Python help: Sending a "play" command to quicktime, or playing a movie in python
Terry Reedy
tjreedy at udel.edu
Fri Oct 23 18:57:13 EDT 2009
Chris Rebert wrote:
> On Fri, Oct 23, 2009 at 3:07 PM, Varnon Varnon <varnonzero at gmail.com> wrote:
>> I'm sure this is a simple problem, or at least I hope it is, but I'm
>> not an experience programer and the solution eludes me.
>>
>> My realm of study is the behavioral sciences. I want to write a
>> program to help me record data from movie files.
>> Currently I have a program that can record the time of a keystroke so
>> that I can use that to obtain frequency, duration and other temporal
>> characteristics of the behaviors in my movies.
>>
>> What I really want, is a way to start playing the movie. Right now I
>> have to play the movie, then switch to my program.
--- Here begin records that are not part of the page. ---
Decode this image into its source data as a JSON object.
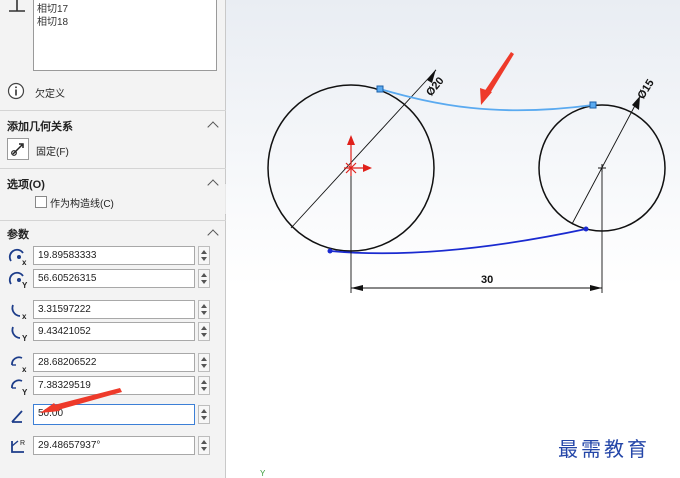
{
  "relations_list": {
    "items": [
      "相切17",
      "相切18"
    ]
  },
  "status": {
    "label": "欠定义"
  },
  "add_relations": {
    "title": "添加几何关系",
    "fix_label": "固定(F)"
  },
  "options": {
    "title": "选项(O)",
    "construction_label": "作为构造线(C)"
  },
  "parameters": {
    "title": "参数",
    "fields": [
      "19.89583333",
      "56.60526315",
      "3.31597222",
      "9.43421052",
      "28.68206522",
      "7.38329519",
      "50.00",
      "29.48657937°"
    ]
  },
  "drawing": {
    "left_circle_dim": "Ø20",
    "right_circle_dim": "Ø15",
    "distance_dim": "30",
    "colors": {
      "selected_spline": "#5aaaf0",
      "spline": "#1a2ad0",
      "annotation_arrow": "#ee3a2a",
      "origin": "#e0201a"
    }
  },
  "overlay": {
    "axis_label": "Y",
    "watermark": "最需教育"
  }
}
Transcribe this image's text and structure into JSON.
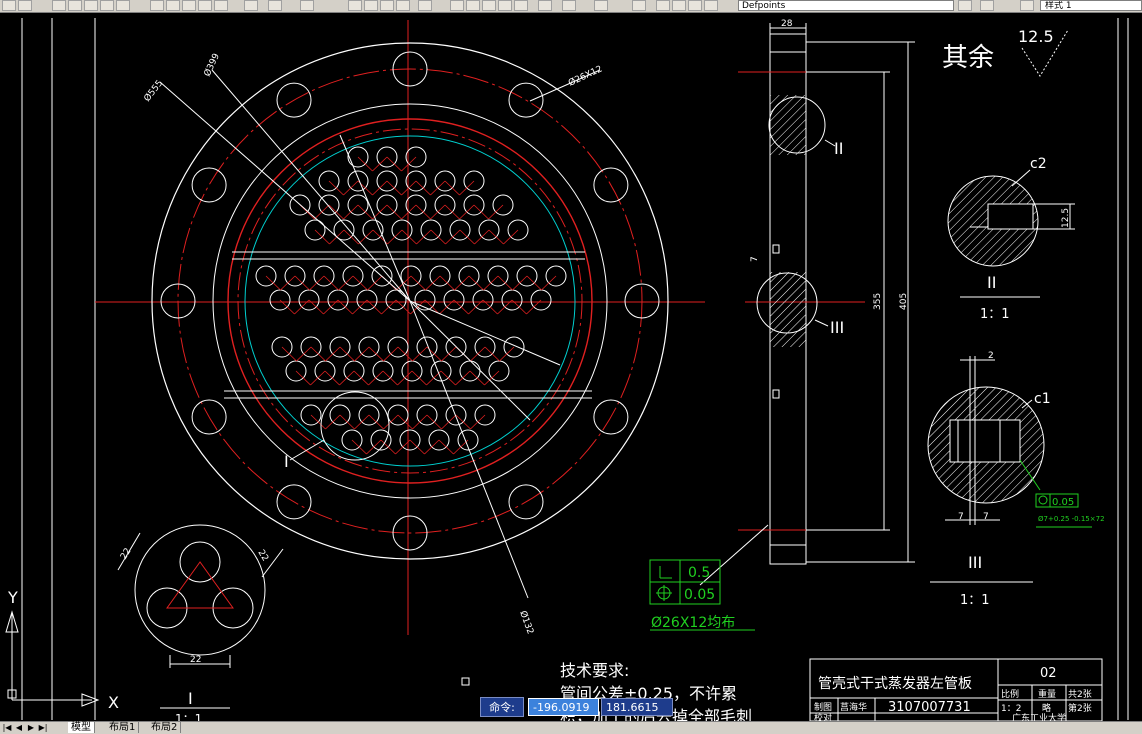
{
  "toolbar": {
    "layer_name": "Defpoints",
    "text_style": "样式 1"
  },
  "drawing": {
    "remainder_label": "其余",
    "roughness_value": "12.5",
    "label_c2": "c2",
    "label_c1": "c1",
    "roman_II": "II",
    "roman_III": "III",
    "roman_I": "I",
    "scale_II": "1：1",
    "scale_III": "1：1",
    "scale_I": "1：1",
    "dim_28": "28",
    "dim_355": "355",
    "dim_405": "405",
    "dim_12_5": "12.5",
    "dim_2": "2",
    "dim_7a": "7",
    "dim_7b": "7",
    "dim_7c": "7",
    "dim_22a": "22",
    "dim_22b": "22",
    "dim_22c": "22",
    "dia_555": "Ø555",
    "dia_399": "Ø399",
    "dia_26x12": "Ø26X12",
    "dia_132": "Ø132",
    "tol_flat": "0.5",
    "tol_pos": "0.05",
    "hole_note": "Ø26X12均布",
    "tol_small_pos": "0.05",
    "tol_small_note": "Ø7+0.25 -0.15×72",
    "tech_title": "技术要求:",
    "tech_line1": "管间公差±0.25，不许累",
    "tech_line2": "积，加工的后去掉全部毛刺",
    "title_block": {
      "part_name": "管壳式干式蒸发器左管板",
      "number": "02",
      "col_scale": "比例",
      "col_weight": "重量",
      "col_total": "共2张",
      "scale_val": "1：2",
      "weight_val": "略",
      "sheet": "第2张",
      "row_drawn": "制图",
      "drawer": "莒海华",
      "drawing_code": "3107007731",
      "row_check": "校对",
      "school": "广东工业大学"
    },
    "ucs_y": "Y",
    "ucs_x": "X"
  },
  "command": {
    "prompt": "命令:",
    "x_value": "-196.0919",
    "y_value": "181.6615"
  },
  "tabs": [
    "模型",
    "布局1",
    "布局2"
  ]
}
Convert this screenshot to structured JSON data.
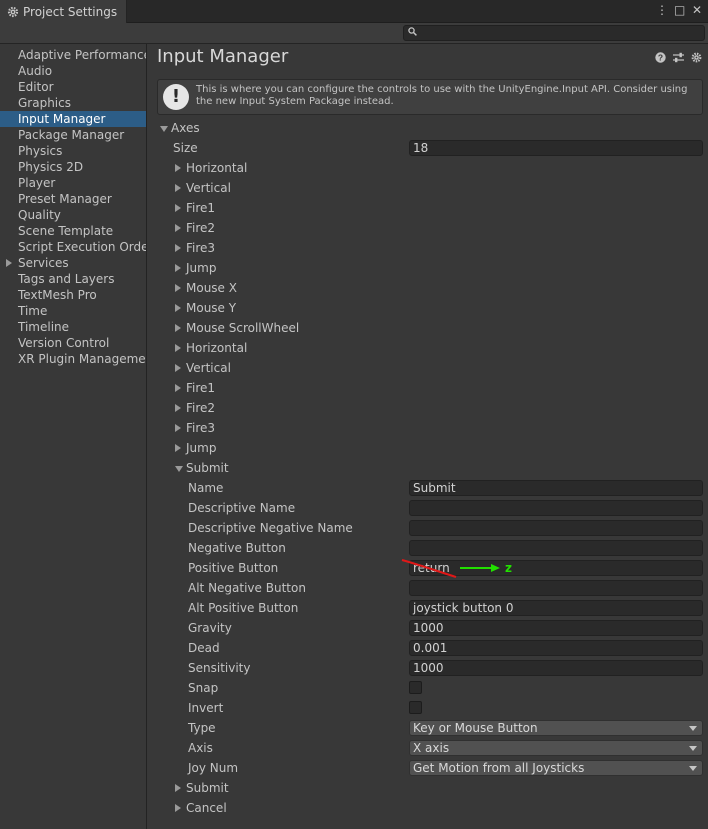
{
  "window": {
    "tab_title": "Project Settings",
    "more_icon": "⋮",
    "maximize_icon": "□",
    "close_icon": "✕"
  },
  "toolbar": {
    "search_placeholder": ""
  },
  "sidebar": {
    "items": [
      {
        "label": "Adaptive Performance"
      },
      {
        "label": "Audio"
      },
      {
        "label": "Editor"
      },
      {
        "label": "Graphics"
      },
      {
        "label": "Input Manager"
      },
      {
        "label": "Package Manager"
      },
      {
        "label": "Physics"
      },
      {
        "label": "Physics 2D"
      },
      {
        "label": "Player"
      },
      {
        "label": "Preset Manager"
      },
      {
        "label": "Quality"
      },
      {
        "label": "Scene Template"
      },
      {
        "label": "Script Execution Order"
      },
      {
        "label": "Services"
      },
      {
        "label": "Tags and Layers"
      },
      {
        "label": "TextMesh Pro"
      },
      {
        "label": "Time"
      },
      {
        "label": "Timeline"
      },
      {
        "label": "Version Control"
      },
      {
        "label": "XR Plugin Management"
      }
    ],
    "selected": "Input Manager"
  },
  "main": {
    "title": "Input Manager",
    "help_text": "This is where you can configure the controls to use with the UnityEngine.Input API. Consider using the new Input System Package instead.",
    "axes_label": "Axes",
    "size_label": "Size",
    "size_value": "18",
    "collapsed_axes": [
      "Horizontal",
      "Vertical",
      "Fire1",
      "Fire2",
      "Fire3",
      "Jump",
      "Mouse X",
      "Mouse Y",
      "Mouse ScrollWheel",
      "Horizontal",
      "Vertical",
      "Fire1",
      "Fire2",
      "Fire3",
      "Jump"
    ],
    "expanded_axis": {
      "label": "Submit",
      "name_label": "Name",
      "name_value": "Submit",
      "descriptive_name_label": "Descriptive Name",
      "descriptive_name_value": "",
      "descriptive_negative_name_label": "Descriptive Negative Name",
      "descriptive_negative_name_value": "",
      "negative_button_label": "Negative Button",
      "negative_button_value": "",
      "positive_button_label": "Positive Button",
      "positive_button_value": "return",
      "alt_negative_button_label": "Alt Negative Button",
      "alt_negative_button_value": "",
      "alt_positive_button_label": "Alt Positive Button",
      "alt_positive_button_value": "joystick button 0",
      "gravity_label": "Gravity",
      "gravity_value": "1000",
      "dead_label": "Dead",
      "dead_value": "0.001",
      "sensitivity_label": "Sensitivity",
      "sensitivity_value": "1000",
      "snap_label": "Snap",
      "snap_checked": false,
      "invert_label": "Invert",
      "invert_checked": false,
      "type_label": "Type",
      "type_value": "Key or Mouse Button",
      "axis_label": "Axis",
      "axis_value": "X axis",
      "joy_num_label": "Joy Num",
      "joy_num_value": "Get Motion from all Joysticks"
    },
    "trailing_axes": [
      "Submit",
      "Cancel"
    ]
  },
  "annotation": {
    "replacement_text": "z",
    "arrow_color": "#22e000",
    "strike_color": "#e01818"
  }
}
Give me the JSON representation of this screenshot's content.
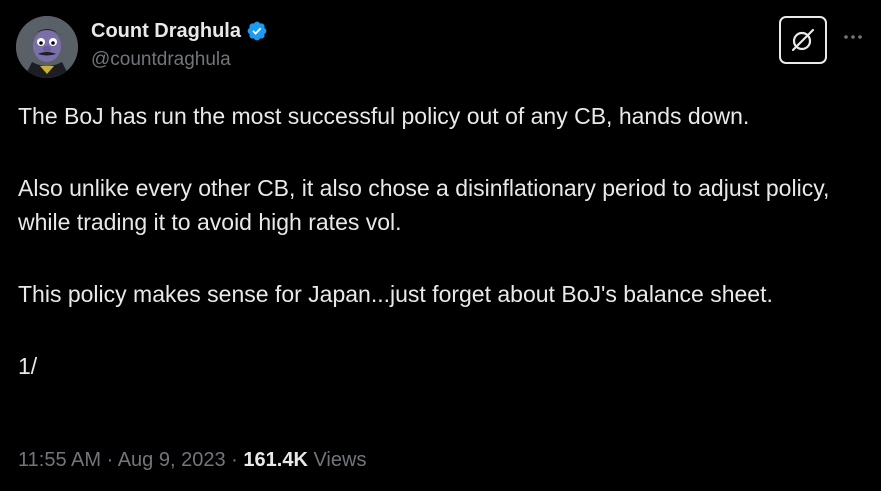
{
  "author": {
    "display_name": "Count Draghula",
    "handle": "@countdraghula",
    "verified_color": "#1d9bf0"
  },
  "icons": {
    "verified": "verified-badge-icon",
    "grok": "grok-icon",
    "more": "more-options-icon"
  },
  "tweet": {
    "paragraphs": [
      "The BoJ has run the most successful policy out of any CB, hands down.",
      "Also unlike every other CB, it also chose a disinflationary period to adjust policy, while trading it to avoid high rates vol.",
      "This policy makes sense for Japan...just forget about BoJ's balance sheet.",
      "1/"
    ]
  },
  "meta": {
    "time": "11:55 AM",
    "separator": "·",
    "date": "Aug 9, 2023",
    "views_count": "161.4K",
    "views_label": "Views"
  },
  "colors": {
    "background": "#000000",
    "text": "#e7e9ea",
    "muted": "#71767b"
  }
}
I would love it if
>> it were possible for me to have my program send a message to quicktime
>> that says "play." Or any other work around really. If python could
>> play the movie, that would work just as well.
>>
>> I'm using a mac btw.
>>
>> Any suggestions?
>
> import subprocess
> subprocess.Popen(["open", "path/to/the/movie.file"])
>
> Docs for the subprocess module: http://docs.python.org/library/subprocess.html
> For information on the Mac OS X "open" command, `man open` from Terminal.
Or, for more control, look at pygame or other Python game frameworks.